Che comprende le vetrate panoramiche amovibili e le protezioni dal sole che non siano realizzate in modo tale da creare luoghi chiusi. E che vengono inseriti in questo ambito anche i porticati.
Riguardo alle tolleranze costruttive sono state stabilite delle percentuali che indicano quanto possono variare le misure delle unità immobiliari rispetto a quanto previsto sulla carta. Per un appartamento da 500 metri quadrati c’è ad esempio un margine del 2%, cosa significa?
C’è una tolleranza sulle dimensioni dell’immobile, che viene accettata perché ci può essere un fisiologico errore di costruzione. Una percentuale che viene ampliata per gli immobili più piccoli (è del 4% per quelli fra 100 e 300 metri quadrati e del 5% sotto i 100 metri quadrati, nda): gli errori in valore assoluto su un immobile piccolo incidono di più. Se l’errore è di un metro quadrato su un immobile di 500 metri incide poco, su uno di 50 molto di più.
Nel capitolo sulle tolleranze esecutive sono comprese diverse casistiche: cosa riguardano?
Qui ci sono tutte le operazioni minori, che si possono sistemare pagando delle oblazioni. I comuni possono fare cassa, ma i privati che vogliono mettere i loro immobili sul mercato degli affitti e delle vendite possono ottenere che siano liberi da lacci e lacciuoli che oggi renderebbero difficile la compravendita. Si parla di aperture interne, quindi di porte spostate lungo una parete un metro più in qua o più in là; di irregolarità geometriche relative alle misure, cioè se un muro che deve essere lungo 3 metri invece è di 5 centimetri in più o in meno. Quindi, ci sono le finiture, modificabili sempre se si tratta di casi di lieve entità.
Ci sono anche delle indicazioni che introducono il silenzio assenso se i comuni non rispondono entro tempi certi alle richieste dei cittadini?
Questo è un fatto molto importante. Oggi ci sono molte pratiche che giacciono nei comuni anche se sono finite. In questo caso vengono indicati dei tempi che mettono un po’ di pressione alle pubbliche amministrazioni, ma danno la certezza che ci siano risposte entro un determinato periodo, altrimenti l’operazione si considera assentita. Per domande di sanatoria si deve ottenere una risposta entro 45 giorni che in caso di Scia diventano 30. Se la risposta non arriva è come se il Comune avesse detto sì.
Tutte queste difformità da regolarizzare significano anche che c’è una normativa edilizia da sistemare? Oltre al salva-casa che cosa chiedono i costruttori?

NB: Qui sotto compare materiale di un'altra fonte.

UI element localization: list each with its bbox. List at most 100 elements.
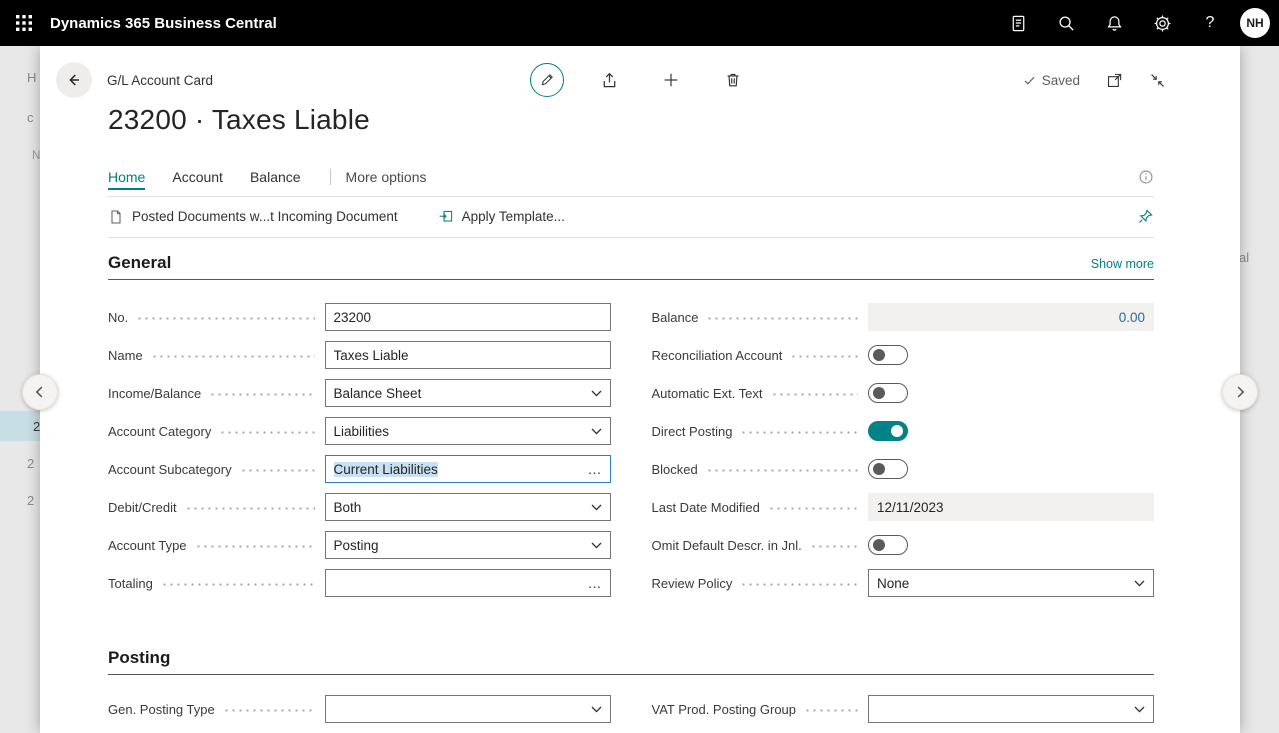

I problemi veri del sistema-casa in Italia riguardano una normativa urbanistica ed edilizia completamente da revisionare, un nuovo rapporto che deve nascere fra Stato e regioni ai sensi del titolo quinto della Costituzione. Il ministro ha aperto alla possibilità che nel giro di qualche mese si inizi a mettere mano a tutto ciò con una delega sul testo unico dell’edilizia. C’è bisogno di una legislazione adeguata ai tempi: stiamo ancora lavorando con leggi di governo del territorio del 1942 quando le logiche erano quelle del dover realizzare case per la ricostruzione post-bellica. Lontane anni luce dalle esigenze del 2024, che sono quelle di considerare il consumo del suolo, di tenere conto delle direttive green dell’Europa, di definire nuove unità immobiliari come ad esempio gli studentati, rispondenti alle esigenze della collettività. Il salva-casa in questo contesto va bene ma non porta certo un cambiamento radicale. C’è bisogno di un grande programma di riforma della legge di governo del territorio.